I don't think you can say much. Look at the following example:
Let $\lambda\in\mathbb C$ be an $n^{\rm th}$ root of unity (say $\lambda=e^{2\pi i/n}$). Put $ A=\begin{bmatrix}1\\ &\lambda \\ & & \ddots \\ & & &\lambda^{n-1}\end{bmatrix},\ B=\begin{bmatrix} 0& 1& 0&\cdots&0\\ 0&0&1&\cdots&0\\ \vdots \\1&0&0&\cdots&0\end{bmatrix} $ Then both $A,B$ have eigenvalues $1,\lambda,\lambda^2,\ldots,\lambda^{n-1}$. Both are normal (they are unitaries) so they are diagonalizable, and $AB=\lambda BA$.

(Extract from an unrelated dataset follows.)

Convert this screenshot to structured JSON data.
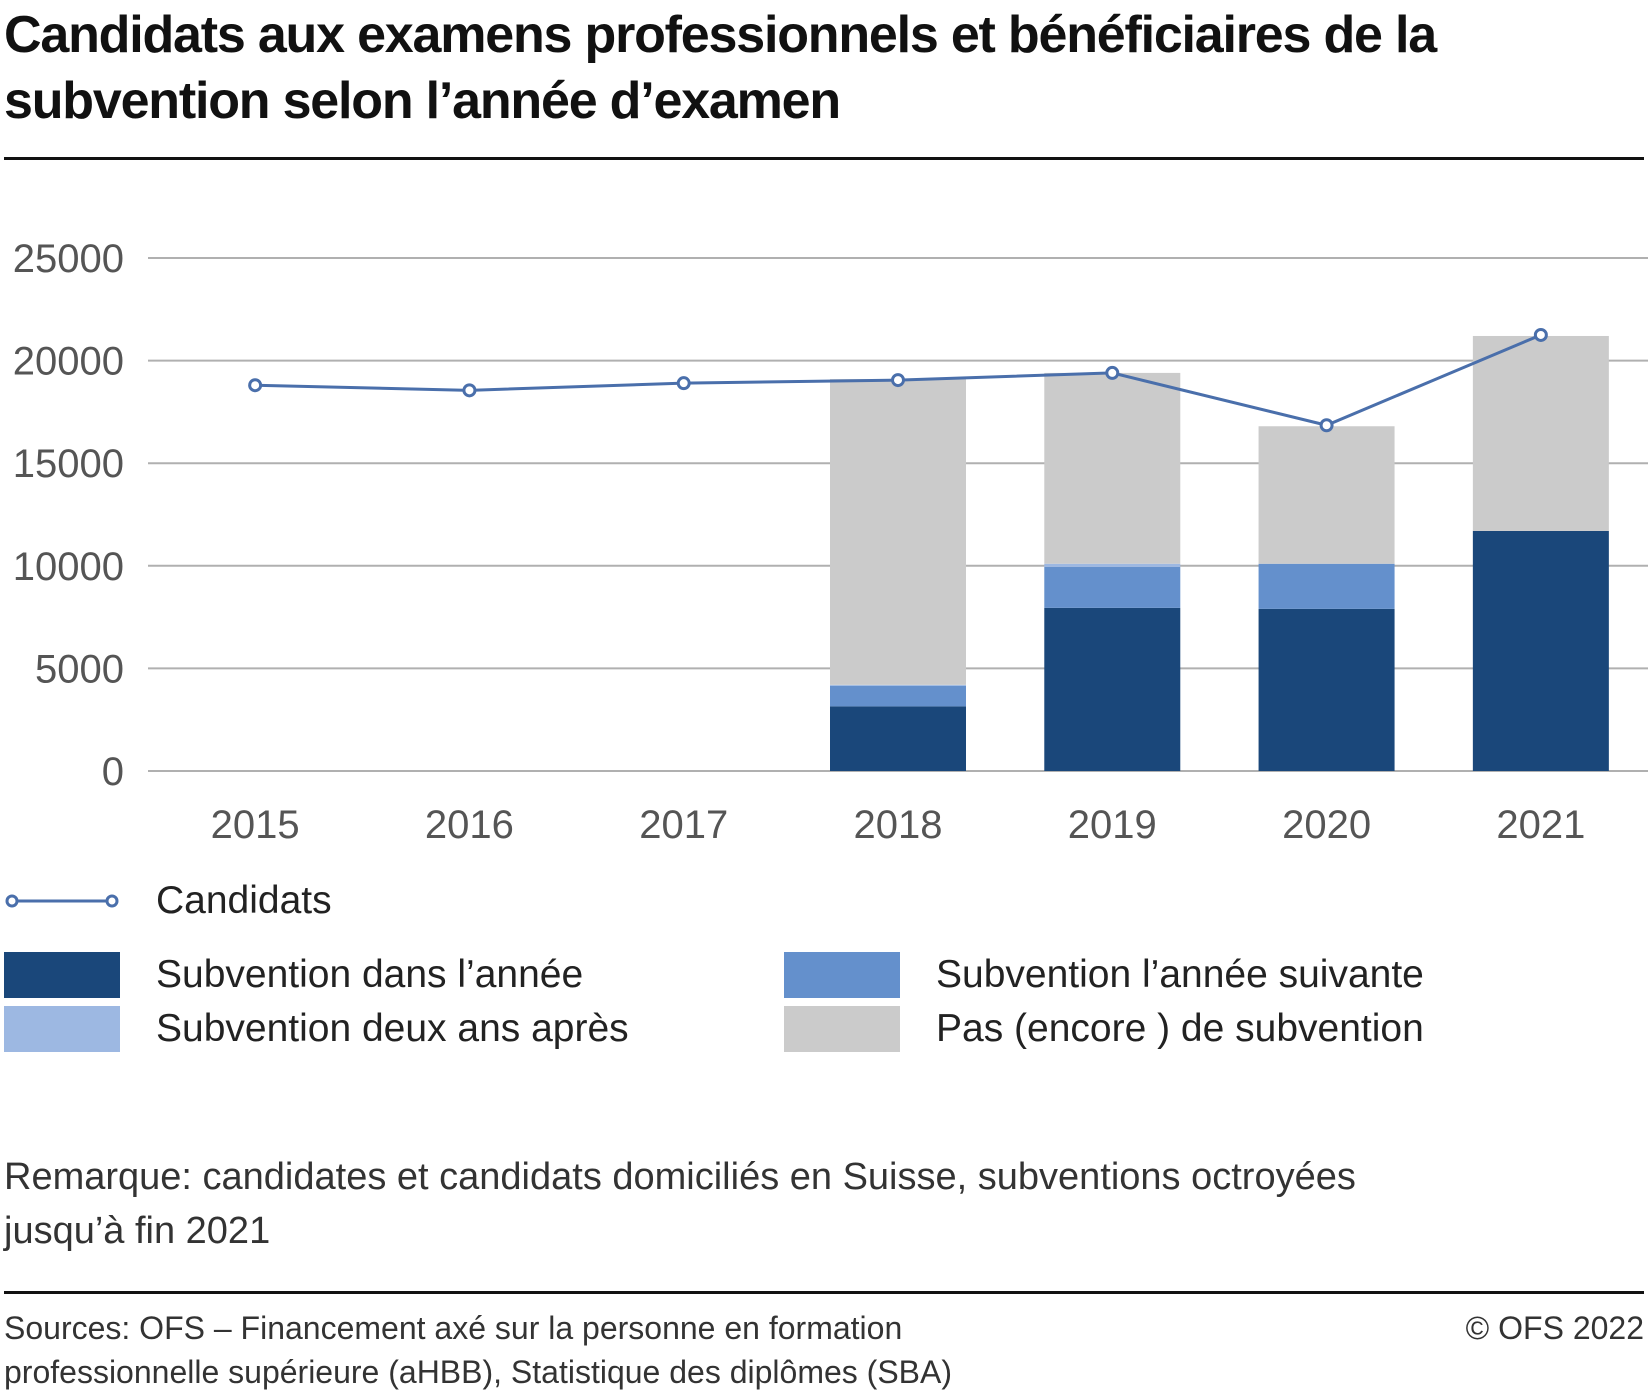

But $e_1,\ldots,e_n$ (the canonical basis) is a basis of eigenvectors of $A$, while $ \{(1,\alpha,\alpha^2,\ldots,\alpha^{n-1}):\ \alpha=\lambda^k,\ k=0,\ldots,n-1\} $ is a basis of eigenvectors for $B$. As the vectors of either basis fails to be eigenvectors for the other matrix, we conclude that $A,B$ are not simultaneously diagonalizable.
Note also that the condition $AB=cBA$, for $c\ne1$, places a strong restriction on what the eigenvalues of $AB$ are. Because the eigenvalues of $AB$ are the same as those in $BA$; but here $AB=cBA$, so we conclude that $BA$ and $cBA$ have the same eigenvalues. This in turn means that the eigenvalues of $BA$ are of the form $c^k\alpha$, $k=0,\ldots,n-1$ and some $\alpha\in\mathbb C$. This forces things like if any of $A,B$ is singular, then $BA$ (and thus $AB$) will have all eigenvalues equal to zero.